By Marilyn Bay Wentz

Elimination of estate taxes is a priority for the Bush administration. On the surface, the policy appears also to be a boon for cash-poor, land-rich farmers and ranchers. However, a closer examination of the facts shows this is not the case.

According to data from an Internal Revenue Service analysis of 1999 tax returns, almost no working farmers would owe a cent in estate taxes. A recent Gallup poll of the general public revealed that 17 percent believe they will owe estate taxes. In fact, only the richest 2 percent of Americans will.

The operative word here is “taxable,” says RMFU attorney Chuck Holum, who agrees that good advanced planning greatly reduces and usually eliminates tax liabilities for all but the largest estates.

Why then, are family farmers put forth as the poster children for repealing estate taxes? President George Bush recently vowed that to keep family farms in the family, “We are going to get rid of the death tax.”

Perhaps such scenarios have occurred in the past, particularly given different estate tax and inheritance tax laws at the state level. In addition, heirs may elect to sell a farm or business, rather than to deal with the emotional and logistical difficulties associated with continuing to operate a business. Assuming taxes would be one of those difficulties, heirs may make inaccurate comments about having to sell the property to pay estate taxes.

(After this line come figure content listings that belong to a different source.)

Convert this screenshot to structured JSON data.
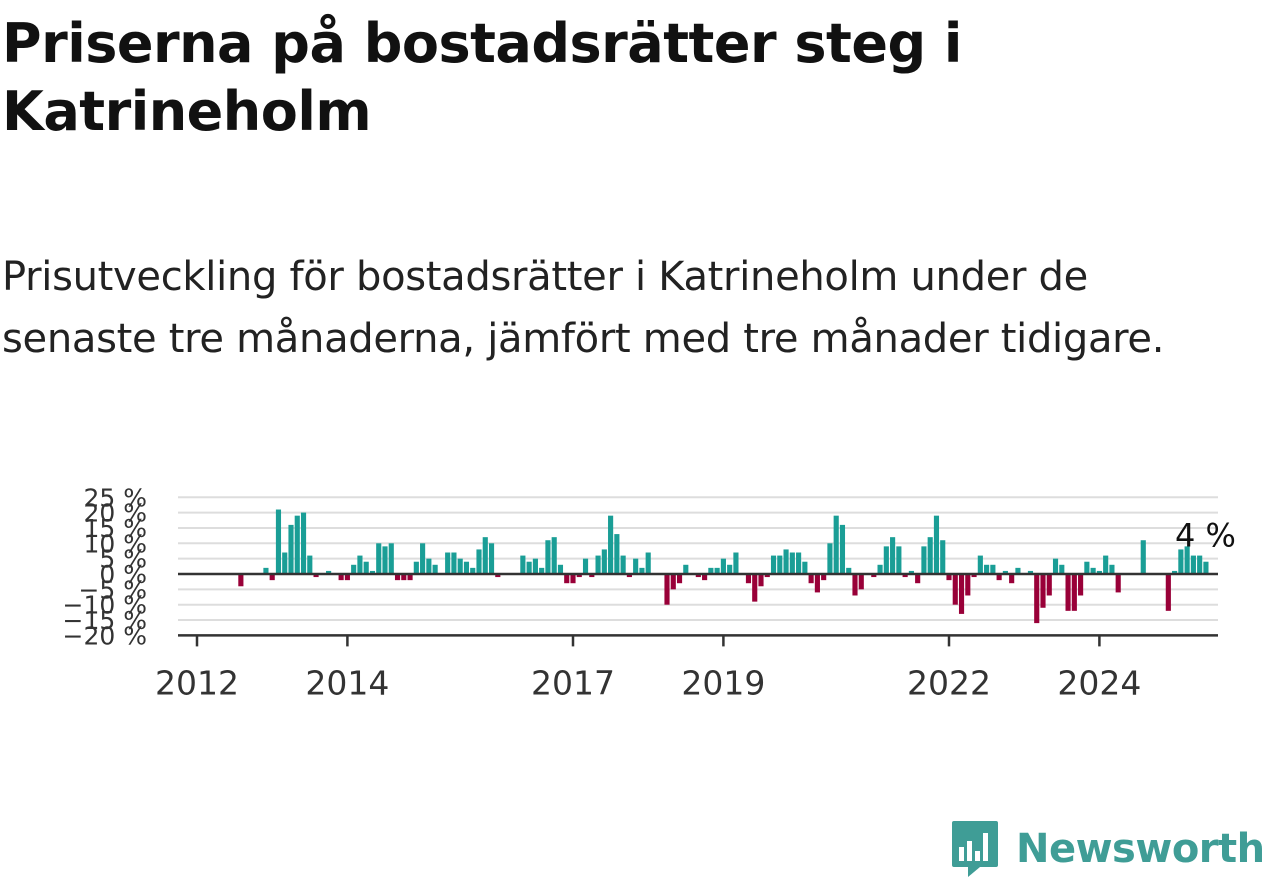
{
  "title": "Priserna på bostadsrätter steg i Katrineholm",
  "subtitle": "Prisutveckling för bostadsrätter i Katrineholm under de senaste tre månaderna, jämfört med tre månader tidigare.",
  "brand": {
    "name": "Newsworthy",
    "icon": "newsworthy-logo-icon",
    "color": "#3f9d96"
  },
  "colors": {
    "positive": "#1a9e96",
    "negative": "#990038",
    "grid": "#dddddd",
    "axis": "#333333"
  },
  "chart_data": {
    "type": "bar",
    "title": "",
    "xlabel": "",
    "ylabel": "",
    "x_ticks": [
      2012,
      2014,
      2017,
      2019,
      2022,
      2024
    ],
    "y_ticks": [
      25,
      20,
      15,
      10,
      5,
      0,
      -5,
      -10,
      -15,
      -20
    ],
    "y_tick_labels": [
      "25 %",
      "20 %",
      "15 %",
      "10 %",
      "5 %",
      "0 %",
      "−5 %",
      "−10 %",
      "−15 %",
      "−20 %"
    ],
    "ylim": [
      -20,
      25
    ],
    "grid": true,
    "last_label": "4 %",
    "series": [
      {
        "name": "Prisutveckling",
        "start": "2012-03",
        "frequency": "monthly",
        "values": [
          0,
          0,
          0,
          0,
          0,
          -4,
          0,
          0,
          0,
          2,
          -2,
          21,
          7,
          16,
          19,
          20,
          6,
          -1,
          0,
          1,
          0,
          -2,
          -2,
          3,
          6,
          4,
          1,
          10,
          9,
          10,
          -2,
          -2,
          -2,
          4,
          10,
          5,
          3,
          0,
          7,
          7,
          5,
          4,
          2,
          8,
          12,
          10,
          -1,
          0,
          0,
          0,
          6,
          4,
          5,
          2,
          11,
          12,
          3,
          -3,
          -3,
          -1,
          5,
          -1,
          6,
          8,
          19,
          13,
          6,
          -1,
          5,
          2,
          7,
          0,
          0,
          -10,
          -5,
          -3,
          3,
          0,
          -1,
          -2,
          2,
          2,
          5,
          3,
          7,
          0,
          -3,
          -9,
          -4,
          -1,
          6,
          6,
          8,
          7,
          7,
          4,
          -3,
          -6,
          -2,
          10,
          19,
          16,
          2,
          -7,
          -5,
          0,
          -1,
          3,
          9,
          12,
          9,
          -1,
          1,
          -3,
          9,
          12,
          19,
          11,
          -2,
          -10,
          -13,
          -7,
          -1,
          6,
          3,
          3,
          -2,
          1,
          -3,
          2,
          0,
          1,
          -16,
          -11,
          -7,
          5,
          3,
          -12,
          -12,
          -7,
          4,
          2,
          1,
          6,
          3,
          -6,
          0,
          0,
          0,
          11,
          0,
          0,
          0,
          -12,
          1,
          8,
          9,
          6,
          6,
          4
        ]
      }
    ]
  }
}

Regardless of the reasons for the inaccurate portrayal, even the American Farm Bureau Federation—one of the leading advocates for elimination of estate taxes—when asked by the New York Times was unable to come up with a single case of a farm being lost because of the tax liability.

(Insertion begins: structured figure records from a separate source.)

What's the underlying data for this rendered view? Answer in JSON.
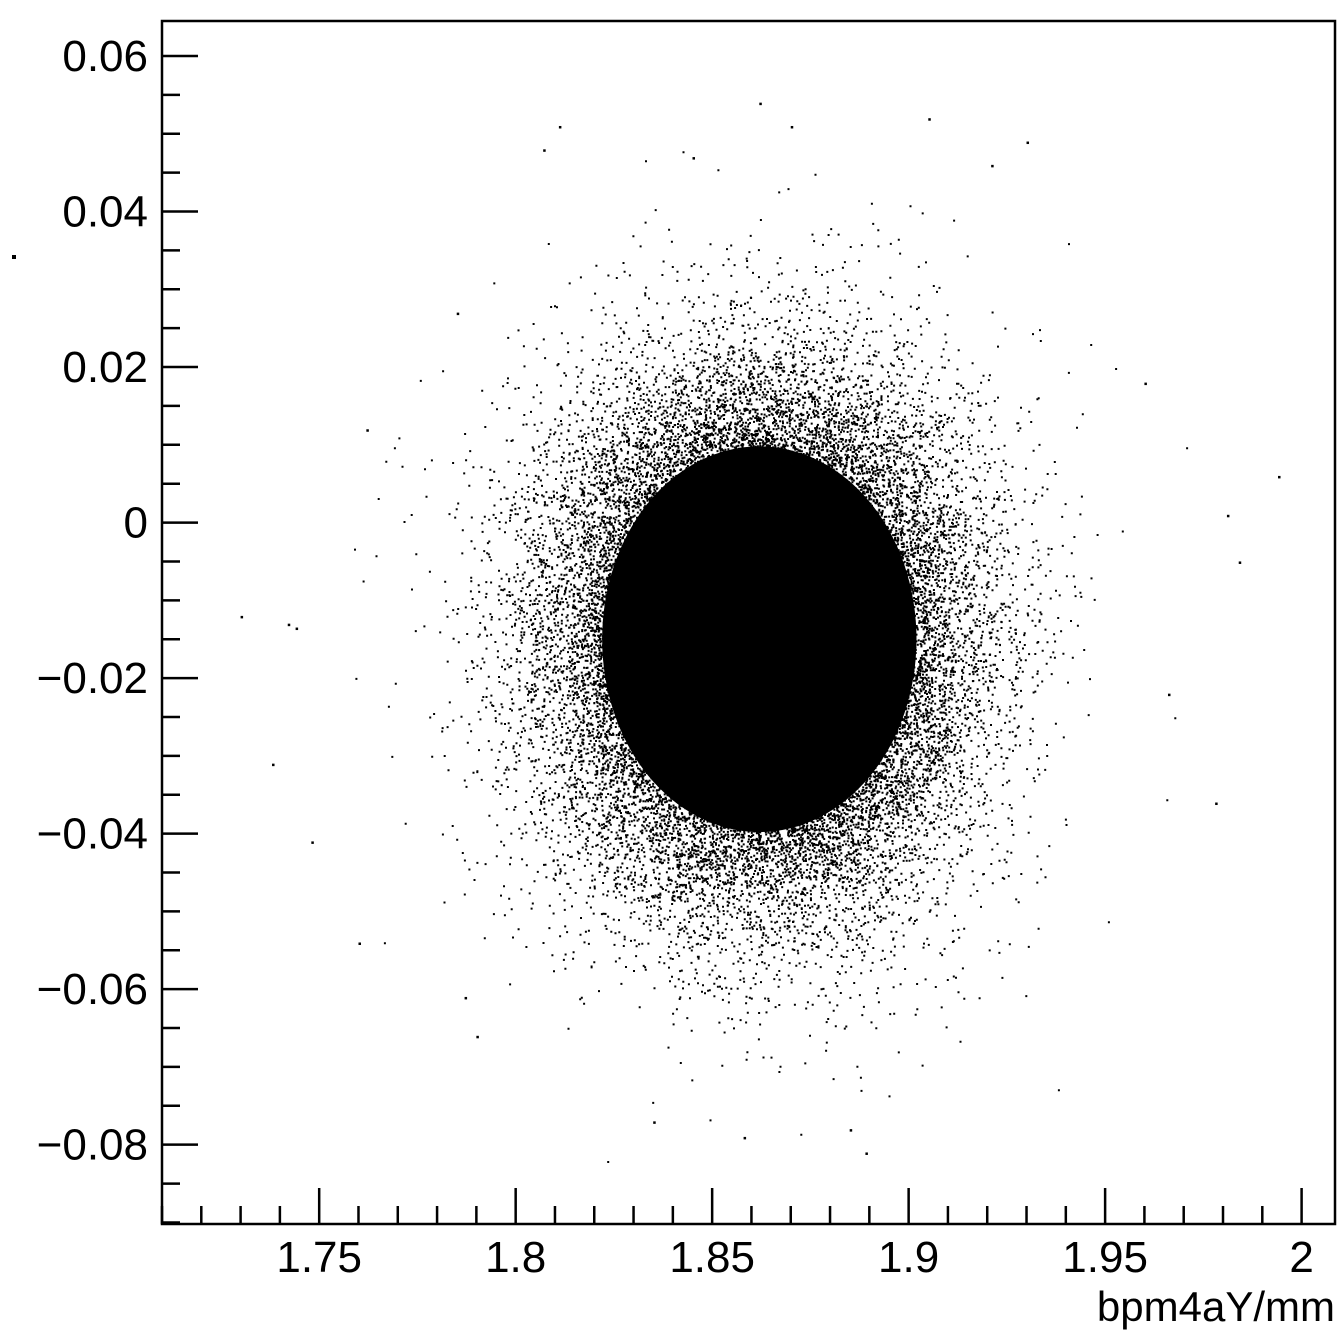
{
  "chart_data": {
    "type": "scatter",
    "title": "",
    "xlabel": "bpm4aY/mm",
    "ylabel": "",
    "xlim": [
      1.71,
      2.0085
    ],
    "ylim": [
      -0.0902,
      0.0645
    ],
    "x_ticks": [
      {
        "value": 1.75,
        "label": "1.75"
      },
      {
        "value": 1.8,
        "label": "1.8"
      },
      {
        "value": 1.85,
        "label": "1.85"
      },
      {
        "value": 1.9,
        "label": "1.9"
      },
      {
        "value": 1.95,
        "label": "1.95"
      },
      {
        "value": 2.0,
        "label": "2"
      }
    ],
    "y_ticks": [
      {
        "value": 0.06,
        "label": "0.06"
      },
      {
        "value": 0.04,
        "label": "0.04"
      },
      {
        "value": 0.02,
        "label": "0.02"
      },
      {
        "value": 0.0,
        "label": "0"
      },
      {
        "value": -0.02,
        "label": "−0.02"
      },
      {
        "value": -0.04,
        "label": "−0.04"
      },
      {
        "value": -0.06,
        "label": "−0.06"
      },
      {
        "value": -0.08,
        "label": "−0.08"
      }
    ],
    "x_minor_step": 0.01,
    "y_minor_step": 0.005,
    "grid": false,
    "legend": "none",
    "marker_color": "#000000",
    "distribution": {
      "x_center": 1.862,
      "y_center": -0.015,
      "x_std": 0.025,
      "y_std": 0.016
    },
    "points": [
      [
        1.73,
        -0.012
      ],
      [
        1.742,
        -0.013
      ],
      [
        1.744,
        -0.0135
      ],
      [
        1.748,
        -0.041
      ],
      [
        1.738,
        -0.031
      ],
      [
        1.762,
        0.012
      ],
      [
        1.785,
        0.027
      ],
      [
        1.811,
        0.051
      ],
      [
        1.807,
        0.048
      ],
      [
        1.835,
        -0.077
      ],
      [
        1.858,
        -0.079
      ],
      [
        1.885,
        -0.078
      ],
      [
        1.889,
        -0.081
      ],
      [
        1.87,
        0.051
      ],
      [
        1.862,
        0.054
      ],
      [
        1.981,
        0.001
      ],
      [
        1.994,
        0.006
      ],
      [
        1.984,
        -0.005
      ],
      [
        1.978,
        -0.036
      ],
      [
        1.93,
        0.049
      ],
      [
        1.921,
        0.046
      ],
      [
        1.905,
        0.052
      ],
      [
        1.79,
        -0.066
      ],
      [
        1.76,
        -0.054
      ],
      [
        1.96,
        0.018
      ],
      [
        1.966,
        -0.022
      ],
      [
        1.787,
        -0.061
      ],
      [
        1.845,
        0.047
      ]
    ]
  }
}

The same article quoted Neil Harl, an Iowa State University economist whose tax advice has made him a household name with Midwest farmers. He has searched for a farm lost due to estate taxes but never found one. “It’s a myth,” Harl said.

Longtime RMFU member Jim Brophy of Yuma, Colo., said about federal estate taxes: “It is the only thing that breaks up large estates. If it were not for the estate tax, the wealthiest estates would just become larger and larger.”

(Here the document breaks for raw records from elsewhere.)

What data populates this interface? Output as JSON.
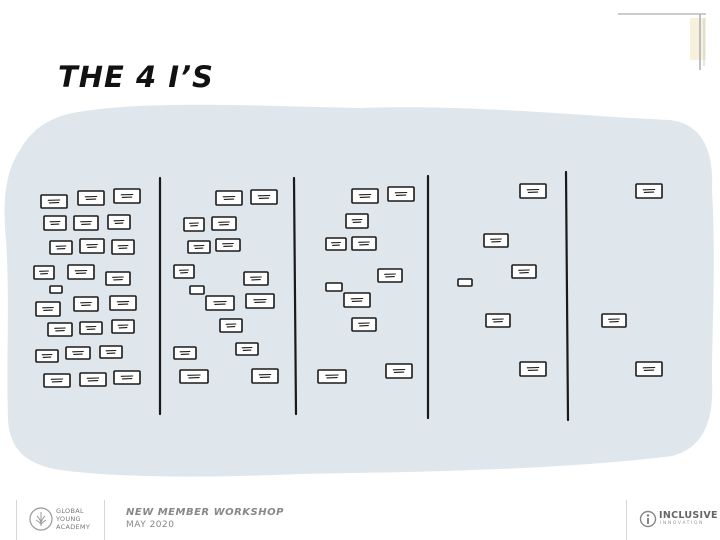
{
  "slide": {
    "title": "THE 4 I’S"
  },
  "footer": {
    "org_line1": "GLOBAL",
    "org_line2": "YOUNG",
    "org_line3": "ACADEMY",
    "workshop_title": "NEW MEMBER WORKSHOP",
    "workshop_date": "MAY 2020",
    "partner_name": "INCLUSIVE",
    "partner_sub": "INNOVATION"
  },
  "board": {
    "cloud_color": "#dfe7ec",
    "line_color": "#1a1a1a",
    "note_color": "#ffffff",
    "columns": 5
  }
}
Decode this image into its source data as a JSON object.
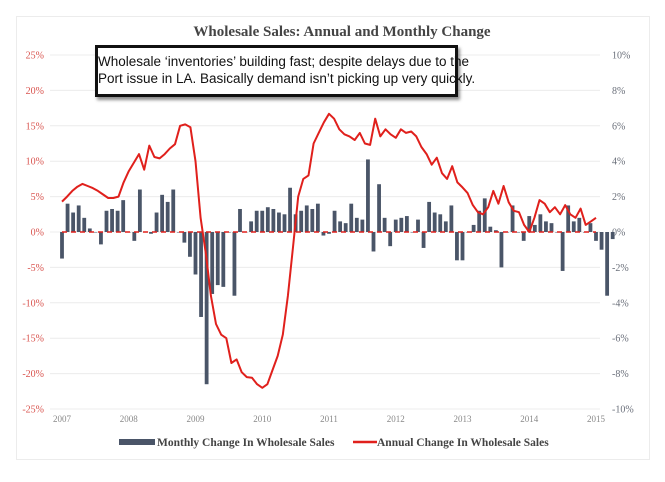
{
  "chart_data": {
    "type": "bar+line",
    "title": "Wholesale Sales: Annual and Monthly Change",
    "annotation": {
      "line1": "Wholesale ‘inventories’ building fast; despite delays due to the",
      "line2": "Port issue in LA. Basically demand isn’t picking up very quickly."
    },
    "left_axis": {
      "ticks": [
        "25%",
        "20%",
        "15%",
        "10%",
        "5%",
        "0%",
        "-5%",
        "-10%",
        "-15%",
        "-20%",
        "-25%"
      ],
      "range": [
        -25,
        25
      ],
      "color": "#d9544f"
    },
    "right_axis": {
      "ticks": [
        "10%",
        "8%",
        "6%",
        "4%",
        "2%",
        "0%",
        "-2%",
        "-4%",
        "-6%",
        "-8%",
        "-10%"
      ],
      "range": [
        -10,
        10
      ],
      "color": "#6a6f7a"
    },
    "x_ticks": [
      "2007",
      "2008",
      "2009",
      "2010",
      "2011",
      "2012",
      "2013",
      "2014",
      "2015"
    ],
    "x_range_months": [
      0,
      96
    ],
    "grid": true,
    "legend_position": "bottom",
    "series": [
      {
        "name": "Monthly Change In Wholesale Sales",
        "type": "bar",
        "axis": "right",
        "color": "#4a5568",
        "start_month": 0,
        "values": [
          -1.5,
          1.6,
          1.1,
          1.5,
          0.8,
          0.2,
          0.0,
          -0.7,
          1.2,
          1.3,
          1.2,
          1.8,
          0.0,
          -0.5,
          2.4,
          0.0,
          -0.1,
          1.1,
          2.1,
          1.7,
          2.4,
          0.0,
          -0.6,
          -1.4,
          -2.4,
          -4.8,
          -8.6,
          -3.5,
          -3.0,
          -3.1,
          0.0,
          -3.6,
          1.3,
          0.0,
          0.6,
          1.2,
          1.2,
          1.4,
          1.3,
          1.1,
          1.0,
          2.5,
          1.0,
          1.2,
          1.5,
          1.3,
          1.6,
          -0.2,
          -0.1,
          1.2,
          0.6,
          0.5,
          1.6,
          0.8,
          0.7,
          4.1,
          -1.1,
          2.7,
          0.8,
          -0.8,
          0.7,
          0.8,
          0.9,
          0.0,
          0.7,
          -0.9,
          1.7,
          1.1,
          1.0,
          0.6,
          1.5,
          -1.6,
          -1.6,
          0.0,
          0.4,
          1.2,
          1.9,
          0.3,
          0.1,
          -2.0,
          0.0,
          1.5,
          0.0,
          -0.5,
          0.9,
          0.4,
          1.0,
          0.6,
          0.5,
          0.0,
          -2.2,
          1.5,
          0.6,
          0.8,
          0.0,
          0.5,
          -0.5,
          -1.0,
          -3.6,
          -0.4
        ]
      },
      {
        "name": "Annual Change In Wholesale Sales",
        "type": "line",
        "axis": "left",
        "color": "#e0201c",
        "start_month": 0,
        "values": [
          4.3,
          5.0,
          5.8,
          6.4,
          6.8,
          6.5,
          6.2,
          5.8,
          5.3,
          4.8,
          4.8,
          5.0,
          7.0,
          8.6,
          9.8,
          11.0,
          8.8,
          12.2,
          10.6,
          10.4,
          11.0,
          11.8,
          12.4,
          15.0,
          15.2,
          14.8,
          10.0,
          2.0,
          -3.0,
          -9.0,
          -13.0,
          -14.5,
          -15.0,
          -18.5,
          -18.0,
          -19.8,
          -20.5,
          -20.6,
          -21.5,
          -22.0,
          -21.5,
          -19.5,
          -17.5,
          -14.5,
          -9.0,
          -2.0,
          5.0,
          7.5,
          8.0,
          12.5,
          14.0,
          15.5,
          16.7,
          16.0,
          14.5,
          13.8,
          13.5,
          13.0,
          14.0,
          12.5,
          12.3,
          16.0,
          13.5,
          14.5,
          13.8,
          13.3,
          14.5,
          14.0,
          14.2,
          13.5,
          12.0,
          11.0,
          9.5,
          10.5,
          8.3,
          7.5,
          9.3,
          7.0,
          6.3,
          5.5,
          3.8,
          2.8,
          2.5,
          3.5,
          5.8,
          4.0,
          6.5,
          4.2,
          3.0,
          2.8,
          1.0,
          0.0,
          2.0,
          4.5,
          4.0,
          2.8,
          3.5,
          2.5,
          3.8,
          2.5,
          2.0,
          3.3,
          1.0,
          1.5,
          2.0
        ]
      }
    ]
  }
}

He refutes the common argument against estates taxes that they constitute double taxation—once when the income is earned and a second time when it is passed on to heirs. He points out that taxes for appreciation of assets have never been paid.

Currently, federal law allows for $675,000 per person or $1.35 million per couple to be excluded before estate taxes are assessed. The exclusion is slated to increase incrementally, topping out at $1 million per person or $2 million per couple by 2006.

“As a family farm organization, we need to support sharing the wealth,” Brophy said. “As far as the family farm is concerned, there is nothing wrong with this policy.”

Kansas Farmers Union agrees with Brophy. The organization recently called on the U.S. Congress to reject elimination of estate taxes.

“The foundation of America’s family farm structure is individual land ownership,” said the Kansas Farmers Union board. “By exempting huge farms of any inheritance tax, we effectively eliminate opportunities for beginning farmers and rural businesses to purchase and own land. This unchecked acceleration of land ownership by the wealthy could lead to a monopolistic food system which would starve our nation’s economic system, short change consumers and encourage environmental abuse.”

National Farmers Union supports immediately increasing the estate tax exemption to cover estates valued at $4 million per person or $8 million per couple, saying this level would protect the estates of virtually every family farm and small business.